ISC warns that more attacks are attempting to exploit the security glitch

Sep 23, 2013 11:25 GMT  ·  By

The Internet Storm Center has announced that more attacks attempting to exploit an unpatched security flaw in Microsoft’s Internet Explorer are being spotted, as Redmond is still working on a fix.

ISC recommended users to deploy Microsoft’s FixIt solution until a patch comes out, as all Internet Explorer could be vulnerable to attacks.

“The Internet Storm Center is beginning to see increased evidence of exploits in the wild regarding Microsoft Security Advisory 2887505. Accordingly, we're moving the InfoCon up to Yellow,” a notification rolled out recently reads.

Microsoft rolled out security advisory 2887505 on September 17 to warn about a zero-day Internet Explorer flaw that seems to be aimed at version 8 and 9 of its browsers. Still, the company claims that absolutely all IE versions could be affected, including the aging IE6 and the new 11.

“The vulnerability is a remote code execution vulnerability. The vulnerability exists in the way that Internet Explorer accesses an object in memory that has been deleted or has not been properly allocated,” Microsoft explained.

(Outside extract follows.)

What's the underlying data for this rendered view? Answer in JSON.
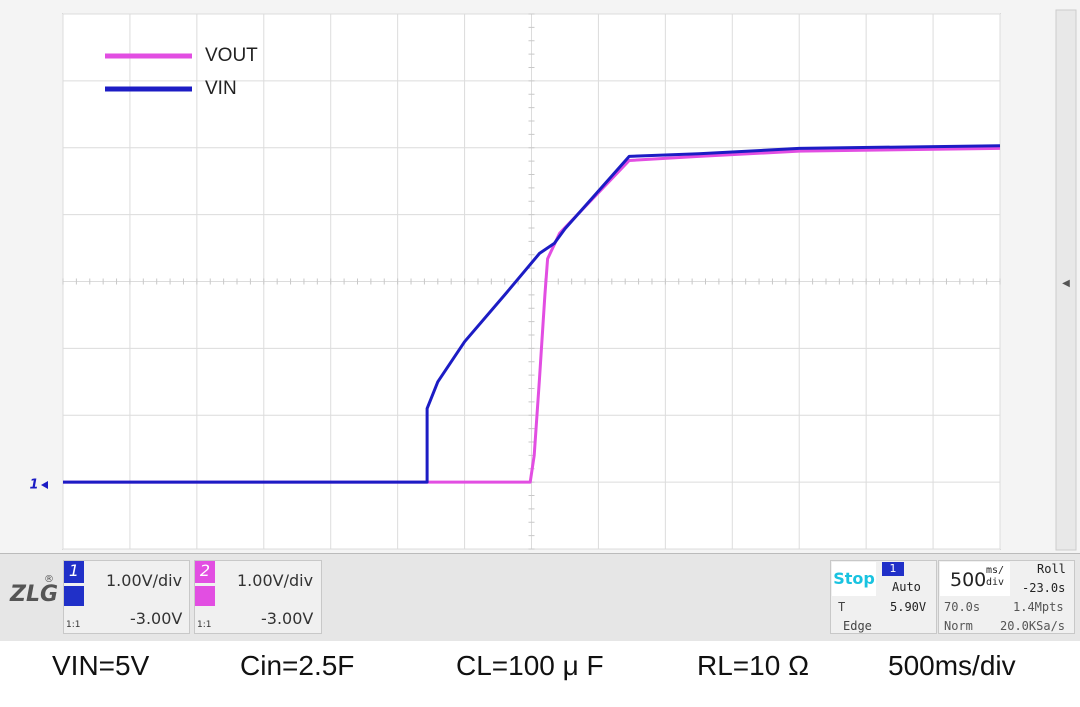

“The vulnerability may corrupt memory in a way that could allow an attacker to execute arbitrary code in the context of the current user within Internet Explorer. An attacker could host a specially crafted website that is designed to exploit this vulnerability through Internet Explorer and then convince a user to view the website.”

Security company FireEye claims that attacks supposed to take advantage of this flaw have been recorded since August 19 and most of them were aimed at Japanese computers. Codenamed Operation DeputyDog, the new wave of attacks was supposedly launched by the same group of hackers that attacked Bit9 in February and managed to compromise a number of certificates.

The company has only released a FixIt tool to help users stay on the safe side, claiming that a full patch is being developed as we speak.